Vámes, stood up and extinguished the light. The blue flame of the burning punch glowed in the darkness and lit his face with the paleness of a corpse.

“The hour comes,” intoned Goor’s voice from out of the gloom, “and inner human darkness honors the white worm and its silent visit. Man is a locked box and death is Pandora: the curious virgin opens the box and its stench pours out.”

“Man is a king,” spoke Hadra. “He carries purple in his veins; as soon as I have had enough, I will set myself on a powder keg and fly to the face of God. Ho ho, red splatters in God’s silent face and even bloodier noise in God’s home, that’s what my death will be.”

“In Massachusetts,” said Goor, “a farmer died, and the frozen spasm of his death grimace smoothed itself into such an infectious smile, that the widow together with the orphans danced with laughter around the blessed breadwinner.”

“My uncle,” Cepel shared, “had a hernia and was afraid of dying. After he had the operation, the doctor came and said, ‘You are spared. You will live.’ And my uncle died right then and there in the overwhelming joy of having his life returned to him. See, even life nurses a deadly danger within itself.”

“The inventor Piettak in Bremen invented a suicide machine, a kind of private guillotine with an electric motor; the machine was majestic, but when he tried to use it on himself, the apparatus malfunctioned. He shot himself in the heart, but missed, because his heart had an abnormality and was on the right side of his chest. He gave up and decided during his convalescence to live longer; he lay in bed and determined to live a life like Tolstoy and Müller, but his house collapsed down on top of him and buried his plans.”

“I know death,” spoke Goor darkly.

“The one paradise is an eccentric departure like the antics of a clown, who abandons the crowd; I know strange accountings, that are half joke and half horror.”

“One of my friends put an ecrasite pellet in his cigarette: he smoked it and was blown to pieces. The Duchess Ljutkoff was crushed by a cat: but that was a cat exhibit at an art show in London.”

“My brother Karl shot himself with a projectile, on which the name of his girlfriend was engraved and which was later enameled in a special order by the jeweler Joseph Pronck.”

“The philosopher Swalmius put a hole through his heart with a wooden nail. Rallaro … but that goes without saying. There are people, which through their departure defile the majesty of life and dirty the majesty of death. There is death-“

“I know a death,” the silent Vámes suddenly spoke out. “An unbridled, terrible and unheard of death. I know a death- fearful and puzzling- one that would crush your thoughts and choke your throat- a death that once occurred and that still terrifies me, until I can’t sleep-“

“Well?” asked the waiter tensely.

“Wait, I’m not well,” whispered Vámes, “another time. Another time-“ and he looked with evil, unfriendly eyes in front of him and slowly nodded his large ugly head. And suddenly his head struck heavily against the wood of the table and Vámes body slid down from his chair and under the table; there was a short frightened tumult, and then the waiter drug the unconscious body out into the hallway.

And after a while the waiter announced:

“The gentleman is dead!”

The Prince paled.

Berhard Hadra clutched at the corpse of his friend.

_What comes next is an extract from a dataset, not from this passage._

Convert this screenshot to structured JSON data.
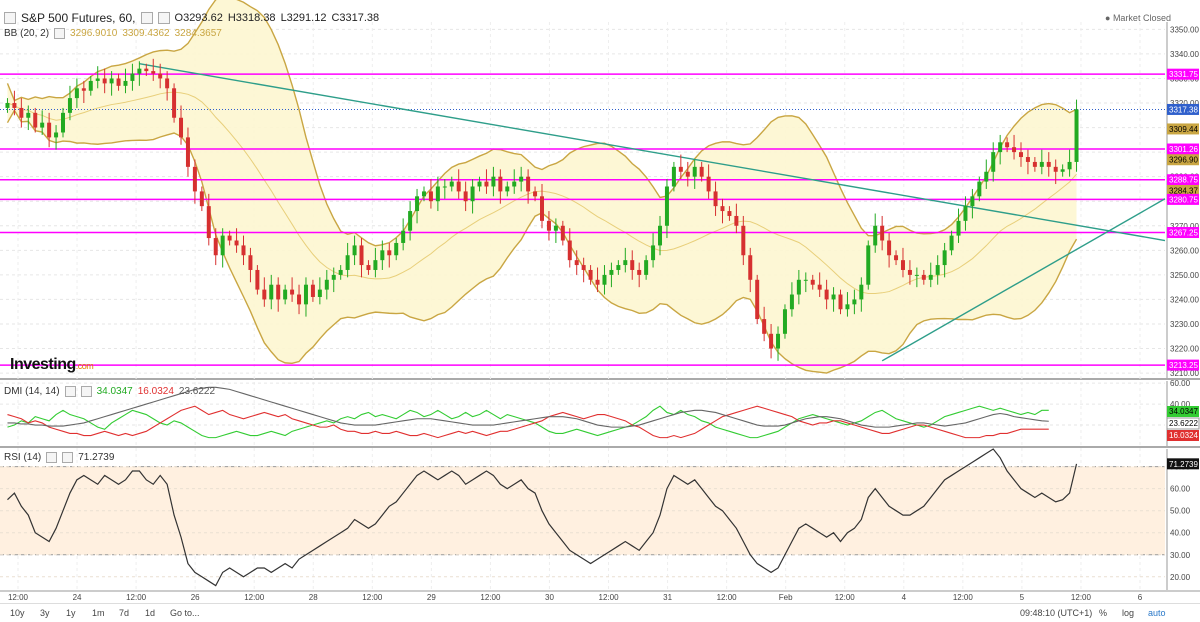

There were ten of us at the supper that the Prince gave out of boredom: Goor, Hadra, Guignard, Vámes, Cepel, Ama Hahabe, Ralph, the waiter, Death and myself; and shaking our heads we said among ourselves: Speak with a woman about love and you call up love. Speak with a man about thirst and you call it up as well. Speak of death, and it will come. Yet, the entire human race speaks of happiness and it never comes. Too bad about Vámes.

And “Too bad,” the Prince complained, “that he wasn’t able to finish his anecdote.”